River & Sky

November 2016 - January 2017

Yossi Milo Gallery, New York, NY

 
RiverAndSky by MatthewBrandt.com
RiverAndSky by MatthewBrandt.com
RiverAndSky by MatthewBrandt.com
RiverAndSky by MatthewBrandt.com
RiverAndSky by MatthewBrandt.com
RiverAndSky by MatthewBrandt.com
RiverAndSky by MatthewBrandt.com
RiverAndSky by MatthewBrandt.com
RiverAndSky by MatthewBrandt.com
RiverAndSky by MatthewBrandt.com
before November 8, 2016

before November 8, 2016

after November 8, 2016

after November 8, 2016

 

Yossi Milo Gallery is pleased to announce an exhibition of new work by Matthew Brandt, on view from November 3, 2016, through January 21, 2017, with a reception for the artist on Thursday, November 3 from 6:00 – 8:00pm. The artist’s third exhibition at the gallery, River and Sky, will feature new large-scale light boxes and a suite of gelatin silver prints taken in Flint, Michigan, paired with recent works from his Night Skies series made with cocaine and black velvet.

In two new bodies of work Stepping Stone Falls and Bridges over Flint, Brandt pivots away from the natural world of bees, trees, lakes and reservoirs that comprised both the materials and subjects of his previous series, towards the built environments of Flint, Michigan. Having visited and worked in Flint shortly after its water crisis was uncovered, the artist was struck by the contrast of the solid, Brutalist architecture of Flint’s dam at Stepping Stone Falls, a manufactured waterfall, with the natural flow of the river running through it. After photographing the Falls, Brandt color-separated the large-scale photographs onto three individual Duraclear sheets and placed them in a pump system with the collected Flint River water continuously flowing over each, wearing away the images and creating fluid patterns of erosion. After several weeks, the artist reassembled the cyan, magenta and yellow layers in an LED light box typically used for retail display signage or commercial advertisements. Each is a depiction of the original scene of moving water, partially created by moving water, continuing the artist’s interest in fusing a photograph's subject with its medium.

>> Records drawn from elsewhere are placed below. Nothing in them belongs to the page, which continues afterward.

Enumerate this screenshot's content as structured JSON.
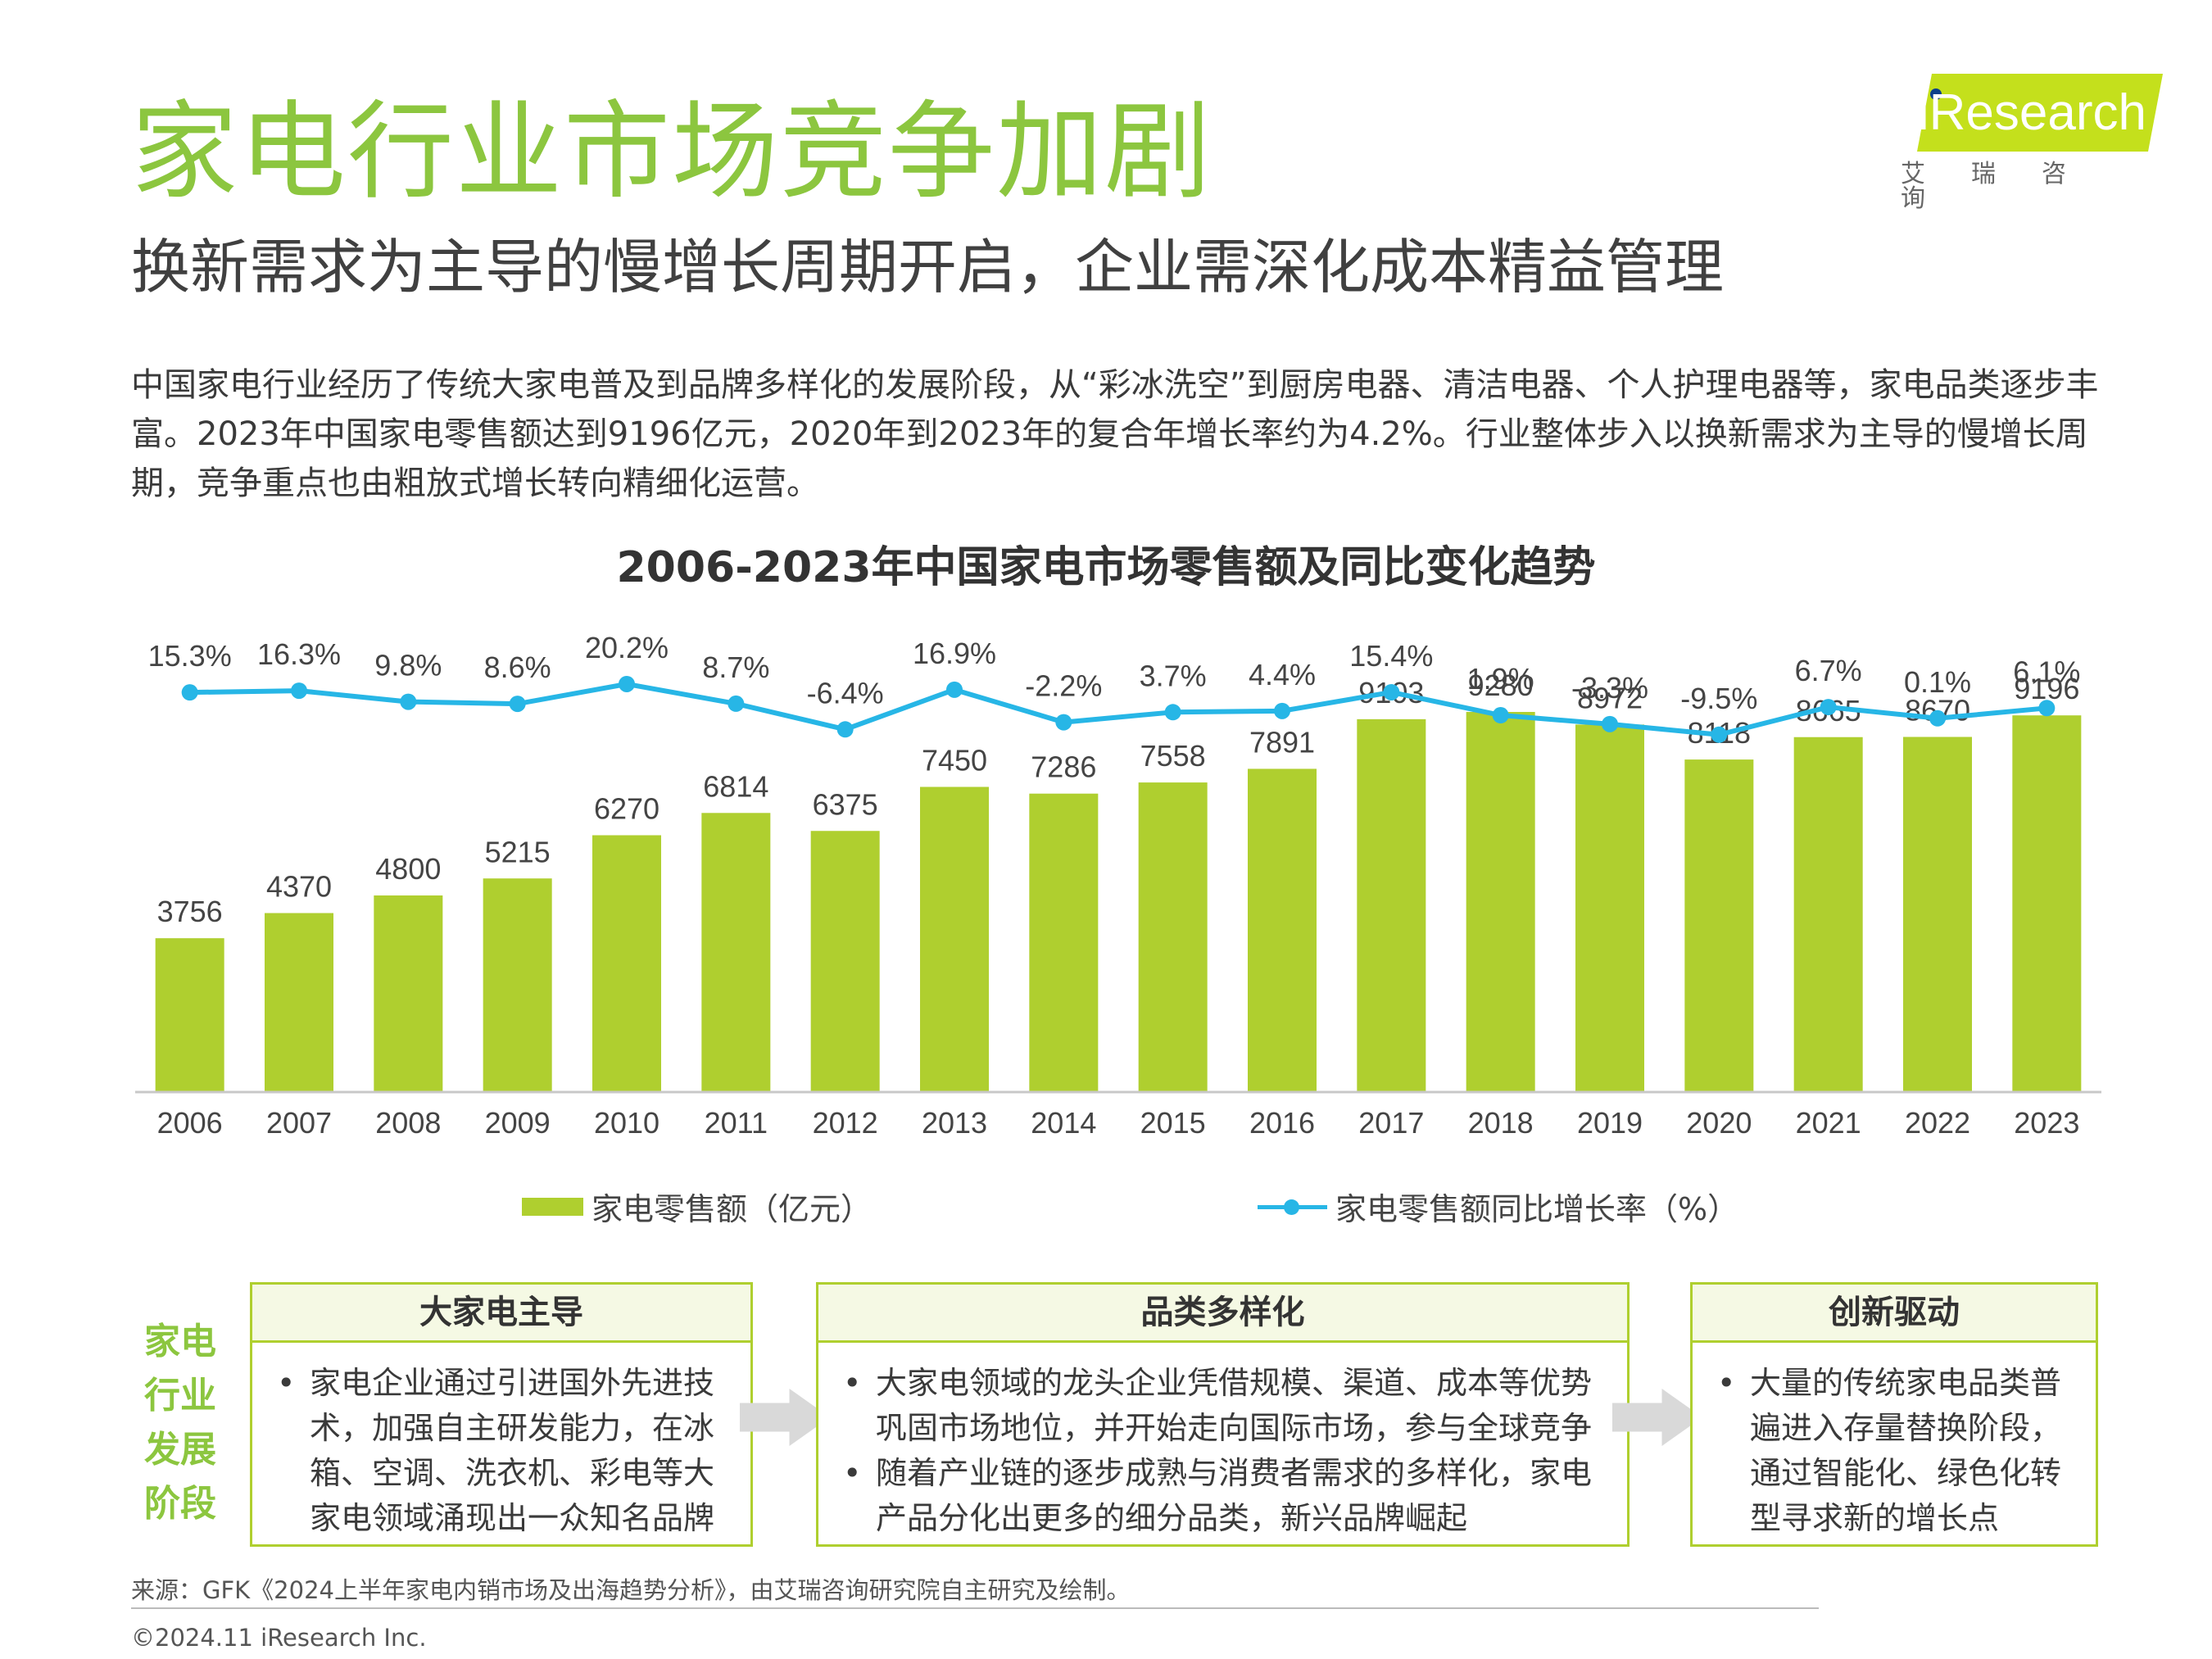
{
  "header": {
    "title": "家电行业市场竞争加剧",
    "subtitle": "换新需求为主导的慢增长周期开启，企业需深化成本精益管理"
  },
  "logo": {
    "brand": "iResearch",
    "brand_cn": "艾瑞咨询"
  },
  "intro": "中国家电行业经历了传统大家电普及到品牌多样化的发展阶段，从“彩冰洗空”到厨房电器、清洁电器、个人护理电器等，家电品类逐步丰富。2023年中国家电零售额达到9196亿元，2020年到2023年的复合年增长率约为4.2%。行业整体步入以换新需求为主导的慢增长周期，竞争重点也由粗放式增长转向精细化运营。",
  "chart_data": {
    "type": "bar",
    "title": "2006-2023年中国家电市场零售额及同比变化趋势",
    "categories": [
      "2006",
      "2007",
      "2008",
      "2009",
      "2010",
      "2011",
      "2012",
      "2013",
      "2014",
      "2015",
      "2016",
      "2017",
      "2018",
      "2019",
      "2020",
      "2021",
      "2022",
      "2023"
    ],
    "series": [
      {
        "name": "家电零售额（亿元）",
        "type": "bar",
        "values": [
          3756,
          4370,
          4800,
          5215,
          6270,
          6814,
          6375,
          7450,
          7286,
          7558,
          7891,
          9103,
          9280,
          8972,
          8118,
          8665,
          8670,
          9196
        ],
        "labels": [
          "3756",
          "4370",
          "4800",
          "5215",
          "6270",
          "6814",
          "6375",
          "7450",
          "7286",
          "7558",
          "7891",
          "9103",
          "9280",
          "8972",
          "8118",
          "8665",
          "8670",
          "9196"
        ],
        "color": "#afcf2f"
      },
      {
        "name": "家电零售额同比增长率（%）",
        "type": "line",
        "values": [
          15.3,
          16.3,
          9.8,
          8.6,
          20.2,
          8.7,
          -6.4,
          16.9,
          -2.2,
          3.7,
          4.4,
          15.4,
          1.9,
          -3.3,
          -9.5,
          6.7,
          0.1,
          6.1
        ],
        "labels": [
          "15.3%",
          "16.3%",
          "9.8%",
          "8.6%",
          "20.2%",
          "8.7%",
          "-6.4%",
          "16.9%",
          "-2.2%",
          "3.7%",
          "4.4%",
          "15.4%",
          "1.9%",
          "-3.3%",
          "-9.5%",
          "6.7%",
          "0.1%",
          "6.1%"
        ],
        "color": "#27b6e6"
      }
    ],
    "xlabel": "",
    "ylabel": "",
    "ylim": [
      0,
      10000
    ],
    "grid": false,
    "legend": "bottom"
  },
  "stages": {
    "label_lines": [
      "家电",
      "行业",
      "发展",
      "阶段"
    ],
    "items": [
      {
        "title": "大家电主导",
        "bullets": [
          "家电企业通过引进国外先进技术，加强自主研发能力，在冰箱、空调、洗衣机、彩电等大家电领域涌现出一众知名品牌"
        ]
      },
      {
        "title": "品类多样化",
        "bullets": [
          "大家电领域的龙头企业凭借规模、渠道、成本等优势巩固市场地位，并开始走向国际市场，参与全球竞争",
          "随着产业链的逐步成熟与消费者需求的多样化，家电产品分化出更多的细分品类，新兴品牌崛起"
        ]
      },
      {
        "title": "创新驱动",
        "bullets": [
          "大量的传统家电品类普遍进入存量替换阶段，通过智能化、绿色化转型寻求新的增长点"
        ]
      }
    ]
  },
  "footer": {
    "source": "来源：GFK《2024上半年家电内销市场及出海趋势分析》，由艾瑞咨询研究院自主研究及绘制。",
    "copyright": "©2024.11 iResearch Inc."
  }
}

River and Sky will also include Bridges over Flint, a collection of 24 gelatin silver prints depicting the city’s multiple bridges by which the Flint River is traversed and bypassed. The 8″ × 10″ photographs are developed with the water drawn through household taps in Flint, along with lead and other contaminants that pervade the city's water supply. The unknown and varied effects of these impurities on the prints mirror the uncertainty the water represents to the residents. Depending on the length of submersion and ingredients such as Vitamin C, bleach or red wine added by Brandt to the water, the prints are graded in tone and installed in order from light to dark.

In contrast to the specific location of Flint, Michigan, the exhibition broadens in scope to the dimensions of the universe. In the series Night Skies, the artist compresses the expanses of cosmic space into the sphere of human activity by recreating photographs of distant galaxies with the unconventional materials of cocaine on black photographer’s velvet. Addressing the far- reaching history of astronomic illustration, and suggestive of the perceptual distortions necessary to comprehend the vastness of the universe, Night Skies presents a material exploration of the boundaries between what is observed and what is imagined. Each circular piece is named for the astronomical body depicted according to its number in the New General Catalogue of Nebulae and Clusters of Stars (NGC), an attempt begun in the 19th-century to organize infinity and understand the unknown.